Tara lands on her parents’ doorstep on Christmas Day, emaciated, freezing, filthy and somehow not looking a day over 16—the age she was when she mysteriously disappeared 20 years ago. Her parents cannot contain their relief over their daughter’s return. However, Tara’s vague, apologetic excuses don’t fool her brother, Peter, or her distraught ex-boyfriend, Richie. Coaxed into admittance, Tara eventually reveals that she had been taken to a magical land and was unable to cross back and return to her home until six months had passed. Six months—that turned out to be 20 years on the other side. Peter, Peter’s family and Richie are overwhelmed by Tara’s insistent confession. Was Tara in fact taken by a magical being, or is something much darker going on in the inner recesses of her mind?

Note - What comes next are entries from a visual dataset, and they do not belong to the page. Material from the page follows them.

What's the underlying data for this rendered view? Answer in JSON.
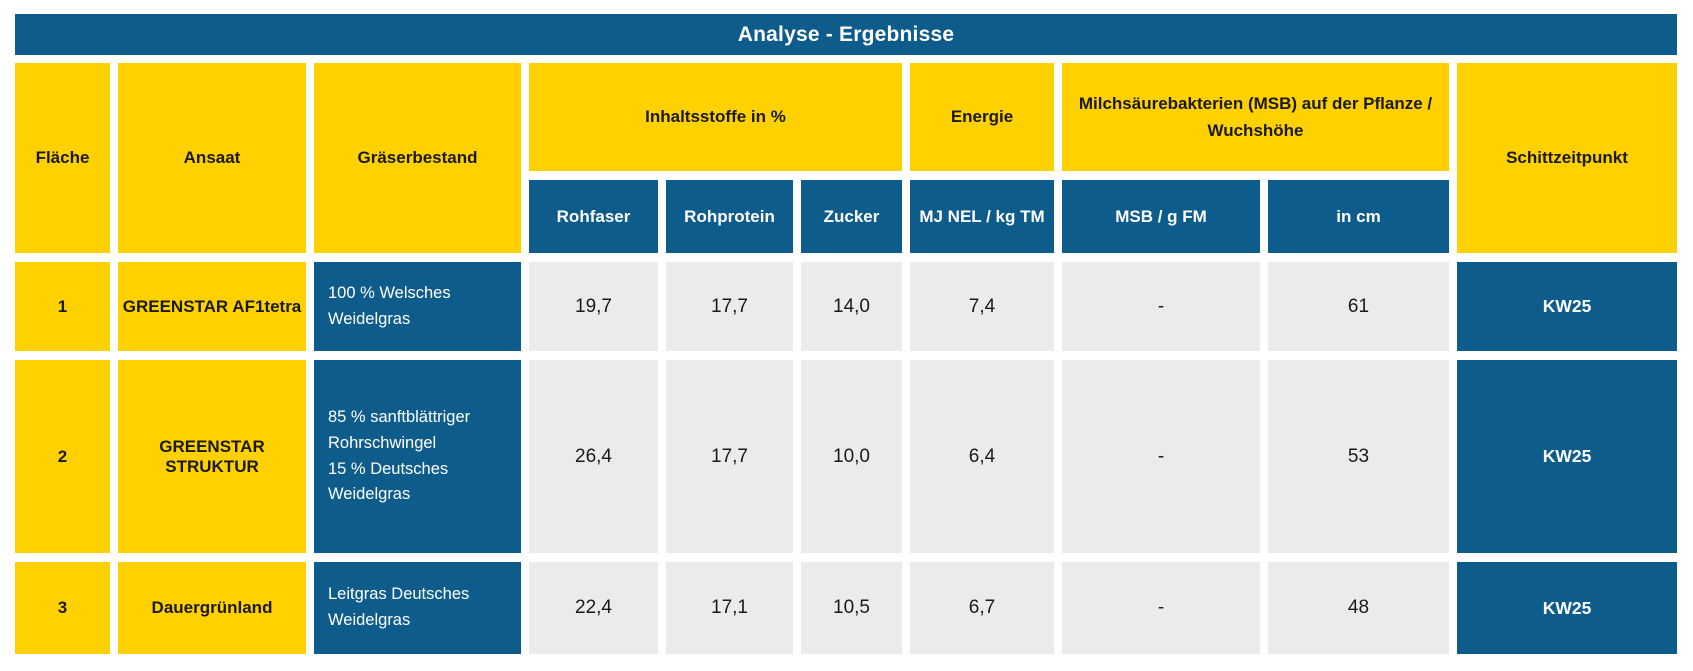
{
  "title": "Analyse - Ergebnisse",
  "colors": {
    "header_blue": "#0E5C8C",
    "accent_yellow": "#FFD100",
    "data_cell_gray": "#EBEBEB",
    "text_dark": "#1A1A1A",
    "text_light": "#FFFFFF"
  },
  "header": {
    "flaeche": "Fläche",
    "ansaat": "Ansaat",
    "graeserbestand": "Gräserbestand",
    "inhaltsstoffe_group": "Inhaltsstoffe in %",
    "energie_group": "Energie",
    "msb_group": "Milchsäurebakterien (MSB) auf der Pflanze / Wuchshöhe",
    "schittzeitpunkt": "Schittzeitpunkt",
    "rohfaser": "Rohfaser",
    "rohprotein": "Rohprotein",
    "zucker": "Zucker",
    "mj_nel": "MJ NEL / kg TM",
    "msb_g_fm": "MSB / g FM",
    "in_cm": "in cm"
  },
  "rows": [
    {
      "flaeche": "1",
      "ansaat": "GREENSTAR AF1tetra",
      "graeserbestand": "100 % Welsches Weidelgras",
      "rohfaser": "19,7",
      "rohprotein": "17,7",
      "zucker": "14,0",
      "mj_nel": "7,4",
      "msb_g_fm": "-",
      "in_cm": "61",
      "schittzeitpunkt": "KW25"
    },
    {
      "flaeche": "2",
      "ansaat": "GREENSTAR STRUKTUR",
      "graeserbestand": "85 % sanftblättriger Rohrschwingel\n15 % Deutsches Weidelgras",
      "rohfaser": "26,4",
      "rohprotein": "17,7",
      "zucker": "10,0",
      "mj_nel": "6,4",
      "msb_g_fm": "-",
      "in_cm": "53",
      "schittzeitpunkt": "KW25"
    },
    {
      "flaeche": "3",
      "ansaat": "Dauergrünland",
      "graeserbestand": "Leitgras Deutsches Weidelgras",
      "rohfaser": "22,4",
      "rohprotein": "17,1",
      "zucker": "10,5",
      "mj_nel": "6,7",
      "msb_g_fm": "-",
      "in_cm": "48",
      "schittzeitpunkt": "KW25"
    }
  ],
  "chart_data": {
    "type": "table",
    "title": "Analyse - Ergebnisse",
    "column_groups": [
      {
        "label": "Inhaltsstoffe in %",
        "columns": [
          "Rohfaser",
          "Rohprotein",
          "Zucker"
        ]
      },
      {
        "label": "Energie",
        "columns": [
          "MJ NEL / kg TM"
        ]
      },
      {
        "label": "Milchsäurebakterien (MSB) auf der Pflanze / Wuchshöhe",
        "columns": [
          "MSB / g FM",
          "in cm"
        ]
      }
    ],
    "columns": [
      "Fläche",
      "Ansaat",
      "Gräserbestand",
      "Rohfaser",
      "Rohprotein",
      "Zucker",
      "MJ NEL / kg TM",
      "MSB / g FM",
      "in cm",
      "Schittzeitpunkt"
    ],
    "rows": [
      [
        "1",
        "GREENSTAR AF1tetra",
        "100 % Welsches Weidelgras",
        "19,7",
        "17,7",
        "14,0",
        "7,4",
        "-",
        "61",
        "KW25"
      ],
      [
        "2",
        "GREENSTAR STRUKTUR",
        "85 % sanftblättriger Rohrschwingel 15 % Deutsches Weidelgras",
        "26,4",
        "17,7",
        "10,0",
        "6,4",
        "-",
        "53",
        "KW25"
      ],
      [
        "3",
        "Dauergrünland",
        "Leitgras Deutsches Weidelgras",
        "22,4",
        "17,1",
        "10,5",
        "6,7",
        "-",
        "48",
        "KW25"
      ]
    ]
  }
}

Told from multiple points of view—the concerned brother, the broken-hearted ex-lover, the potentially dangerous therapist and that of Tara herself—Some Kind of Fairy Tale addresses the many questions behind Tara’s vanishing. Did a mystical man really seduce the 16-year-old, carting her off via white horse to a strange land full of ritualistic orgies and honor killings? And if her story is made up, how to explain why a strange man is following Richie and attacking him in the dead of night? Or Tara’s remarkably youthful appearance?
Joyce bends the authorial suspension of disbelief as he explores the multiple layers behind Tara’s traumatic disappearance and return. As the sinister psychologist ponders her sanity and Richie begins to question his own mind, Tara’s ultimate fate will leave readers feeling as if they had been under a spell the entire duration of her journey.